Il circo bianco del fondo entra nella sua fase più mistica e brutale. Archiviate le fatiche centrali dell’inverno, la Coppa del Mondo 2025-2026 punta la bussola verso Nord, verso quella Norvegia che non è solo una nazione, ma la culla spirituale di questa disciplina. Il calendario mette sul piatto due pietre miliari: la frenetica sprint in tecnica classica di Drammen (giovedì 12 marzo) e l’università dello sci di fondo, la 50 km di Oslo Holmenkollen (sabato 14 marzo).
Drammen e Oslo: i due volti dello sci nordico
La tappa norvegese rappresenta un dittico di contrasti estremi. Si parte con lo spettacolo urbano di Drammen, dove la tecnica classica si esaspera in una sprint che richiede potenza esplosiva e una coordinazione millimetrica sui binari. Pochi giorni dopo, il silenzio della foresta di Oslo farà da cornice alla “Gara delle Gare”: la 50 km in tecnica libera. Holmenkollen non è solo una competizione, è una prova di resistenza psicologica dove la gestione delle energie e la scelta della mescola sotto gli sci decidono chi entra nella storia e chi finisce nel dimenticatoio.
Le scelte di Cramer: un mix di esperienza e gioventù
Il responsabile tecnico azzurro, Markus Cramer, ha sciolto le riserve ufficializzando i dieci nomi che avranno l’onore e l’onere di rappresentare l’Italia in terra scandinava. Al comando della pattuglia non poteva che esserci Federico Pellegrino, l’uomo dei record, chiamato a un’ultima grande prova di orgoglio nel “tempio” dei suoi rivali storici.

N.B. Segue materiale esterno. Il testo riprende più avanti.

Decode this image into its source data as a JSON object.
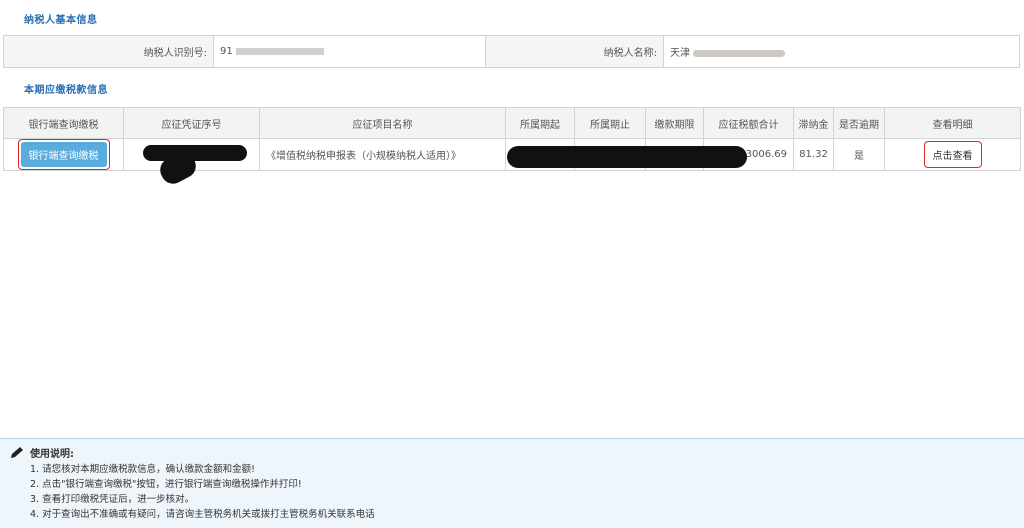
{
  "basic_info": {
    "title": "纳税人基本信息",
    "taxpayer_id_label": "纳税人识别号:",
    "taxpayer_id_value": "91",
    "taxpayer_name_label": "纳税人名称:",
    "taxpayer_name_value": "天津"
  },
  "tax_info": {
    "title": "本期应缴税款信息",
    "columns": [
      "银行端查询缴税",
      "应征凭证序号",
      "应征项目名称",
      "所属期起",
      "所属期止",
      "缴款期限",
      "应征税额合计",
      "滞纳金",
      "是否逾期",
      "查看明细"
    ],
    "rows": [
      {
        "pay_button": "银行端查询缴税",
        "voucher_no": "",
        "item_name": "《增值税纳税申报表（小规模纳税人适用）》",
        "period_start": "",
        "period_end": "",
        "deadline": "",
        "total": "3006.69",
        "late_fee": "81.32",
        "overdue": "是",
        "detail_link": "点击查看"
      }
    ]
  },
  "guide": {
    "title": "使用说明:",
    "items": [
      "1. 请您核对本期应缴税款信息，确认缴款金额和金额!",
      "2. 点击\"银行端查询缴税\"按钮，进行银行端查询缴税操作并打印!",
      "3. 查看打印缴税凭证后，进一步核对。",
      "4. 对于查询出不准确或有疑问，请咨询主管税务机关或拨打主管税务机关联系电话"
    ]
  }
}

Accanto a lui, Cramer ha deciso di dare fiducia alla linea verde che tanto bene ha impressionato durante l’anno: Elia Barp e Martino Carollo cercheranno di confermare la loro crescita internazionale, supportati dalla solidità di Davide Graz, Simone Daprà e Simone Mocellini. Sul fronte femminile, il peso della squadra sarà sulle spalle di Caterina Ganz, affiancata dalle promettenti Federica Cassol, Iris De Martin Pinter e Nicole Monsorno.
Oltre l’Atlantico: il gran finale a Lake Placid
Quella norvegese sarà l’ultima stazione europea prima del lungo volo transoceanico verso gli Stati Uniti. Il sipario sulla stagione calerà infatti a Lake Placid (20-22 marzo), sede olimpica storica che ospiterà il trittico finale: una 10 km individuale, una sprint in skating e l’attesissima 20 km mass start. Per molti azzurri, la Norvegia sarà l’ultima occasione per incamerare punti pesanti e migliorare la posizione in classifica generale prima del gran gala americano.
IL CALENDARIO DEL FINALE DI STAGIONE
| Data | Località | Gara | Tecnica |
| Giovedì 12 Marzo | Drammen (NOR) | Sprint | Classica |
| Sabato 14 Marzo | Oslo (NOR) | 50 km Mass Start | Libera |
| Venerdì 20 Marzo | Lake Placid (USA) | 10 km Individuale | Classica |
| Sabato 21 Marzo | Lake Placid (USA) | Sprint | Libera |
| Domenica 22 Marzo | Lake Placid (USA) | 20 km Mass Start | Libera |
GLI AZZURRI CONVOCATI
- Uomini: Federico Pellegrino, Martino Carollo, Elia Barp, Davide Graz, Simone Daprà, Simone Mocellini.
- Donne: Caterina Ganz, Federica Cassol, Iris De Martin Pinter, Nicole Monsorno.